Pour supporter la violence envers les animaux, poursuit-elle, les personnes “se blindent”, font valoir leur courage ou leur virilité, participent à la course à la production comme dans une compétition sportive. »

« Des animaux qui ont des noms »

Elle sait de quoi elle parle. Elle fut d’abord éleveuse de brebis, puis a travaillé dans une porcherie avant de suivre un cursus complet de formation et de devenir sociologue spécialiste des relations homme-animal.

Au fil de ses enquêtes, elle a rencontré Christine Tribondeau et toutes deux témoignent de leurs expériences passées dans Une vie de cochon, à travers les questionnements d’une enfant (1).
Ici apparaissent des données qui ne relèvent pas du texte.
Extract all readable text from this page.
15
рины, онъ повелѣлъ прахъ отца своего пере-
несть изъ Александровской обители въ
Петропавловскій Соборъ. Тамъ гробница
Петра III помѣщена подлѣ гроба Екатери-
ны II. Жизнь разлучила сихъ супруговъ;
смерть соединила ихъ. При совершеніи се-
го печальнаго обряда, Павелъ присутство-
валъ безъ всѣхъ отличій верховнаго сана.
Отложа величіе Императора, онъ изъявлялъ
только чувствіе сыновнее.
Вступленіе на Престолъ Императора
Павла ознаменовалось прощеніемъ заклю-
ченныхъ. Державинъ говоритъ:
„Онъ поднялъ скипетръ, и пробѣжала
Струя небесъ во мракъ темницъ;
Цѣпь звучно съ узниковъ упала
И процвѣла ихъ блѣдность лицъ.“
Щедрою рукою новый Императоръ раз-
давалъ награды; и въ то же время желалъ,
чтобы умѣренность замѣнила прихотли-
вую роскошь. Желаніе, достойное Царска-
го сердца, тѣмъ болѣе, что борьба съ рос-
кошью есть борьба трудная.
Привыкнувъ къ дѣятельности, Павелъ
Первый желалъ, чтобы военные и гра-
« Un jour, on mesure son mal-être, sa fatigue morale et physique, l’énergie dépensée pour tenir. On se dit qu’on est des sauvages. Et moi qui voulais m’occuper d’animaux et conseiller les éleveurs… »

Au bout de neuf ans, Christine Tribondeau a jeté l’éponge. Un de ses collègues a, lui aussi, quitté la porcherie pour « s’occuper d’un élevage avec des animaux qui ont des noms ». Elle a refait sa vie dans le social et enfoui son passé dont elle n’a reparlé que neuf ans plus tard.